Happy New Year! I will spend the next six months writing 2012 on all my correspondence. I haven't made any resolutions, because the only one I've ever followed is: never buy cut flowers again. That was fairly easy, because I can always find something blooming in my garden. Even now, my antique tea roses are about to open.

To celebrate the New Year, for a limited time, I'm offering a free read of The Shadow Girl of Birch Grove at its original home on Scribd, where you can read it or download it in your preferred format.  When my agents were unable to sell my YA gothic, I posted it as a free read; it quickly became Scribd's number one YA novel. Many thanks go to Amanda of Love Vampires, who liked the story so much that she surprised me with wonderful cover art.

Please do not embed this free read on any other sites.
It is an exclusive to Scribd.

The Shadow Girl's success at Scribd led to Tor Teen's interest. I worked with Susan Chang, my fantastic editor, to revise and develop the story, which was recently published as Dark Companion.
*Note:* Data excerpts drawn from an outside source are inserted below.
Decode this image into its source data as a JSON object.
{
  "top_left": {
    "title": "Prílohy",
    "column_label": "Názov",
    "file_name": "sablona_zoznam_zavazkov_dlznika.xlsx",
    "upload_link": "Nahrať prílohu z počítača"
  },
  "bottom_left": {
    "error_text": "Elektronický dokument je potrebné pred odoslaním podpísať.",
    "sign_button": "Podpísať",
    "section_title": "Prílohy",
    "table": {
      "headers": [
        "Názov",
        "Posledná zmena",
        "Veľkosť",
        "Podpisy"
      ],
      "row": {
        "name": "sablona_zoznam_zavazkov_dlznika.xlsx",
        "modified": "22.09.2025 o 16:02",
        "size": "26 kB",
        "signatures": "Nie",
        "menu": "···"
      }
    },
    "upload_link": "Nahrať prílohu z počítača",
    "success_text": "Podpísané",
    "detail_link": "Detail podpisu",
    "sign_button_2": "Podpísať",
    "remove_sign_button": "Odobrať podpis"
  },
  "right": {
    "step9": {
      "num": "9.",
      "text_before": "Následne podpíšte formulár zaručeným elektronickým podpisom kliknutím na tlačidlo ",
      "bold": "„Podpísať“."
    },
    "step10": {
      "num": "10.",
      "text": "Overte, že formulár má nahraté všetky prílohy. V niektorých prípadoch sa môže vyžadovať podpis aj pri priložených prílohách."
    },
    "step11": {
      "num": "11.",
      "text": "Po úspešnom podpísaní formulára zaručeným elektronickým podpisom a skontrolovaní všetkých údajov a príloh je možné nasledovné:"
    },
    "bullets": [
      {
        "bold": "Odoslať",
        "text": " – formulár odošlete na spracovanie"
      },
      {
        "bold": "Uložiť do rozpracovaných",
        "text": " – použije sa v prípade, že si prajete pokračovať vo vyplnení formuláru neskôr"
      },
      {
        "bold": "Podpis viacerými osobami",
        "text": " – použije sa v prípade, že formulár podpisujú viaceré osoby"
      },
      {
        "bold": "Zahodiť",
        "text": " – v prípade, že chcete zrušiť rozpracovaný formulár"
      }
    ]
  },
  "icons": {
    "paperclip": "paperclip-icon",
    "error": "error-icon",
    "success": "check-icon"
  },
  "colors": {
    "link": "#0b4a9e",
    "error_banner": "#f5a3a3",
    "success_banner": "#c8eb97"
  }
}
Working with a skilled editor is such a joy. Susan understood that I was writing a contemporary gothic and that I wanted to use classic tropes to tell the story of Jane Williams, a broken young woman who begins to heal herself. She coached me through plot structure and character motivation. She gave wonderful suggestions for chapter headings that celebrated gothic literature. The finished novel has entirely new chapters, scenes, and characters. There are different plot points and...more scenes with Mary Violet, Jane's lovely and hilarious poetry-spouting friend.

I hope you'll take this chance to meet the world of Birch Grove Academy and then want to go on to read Dark Companion!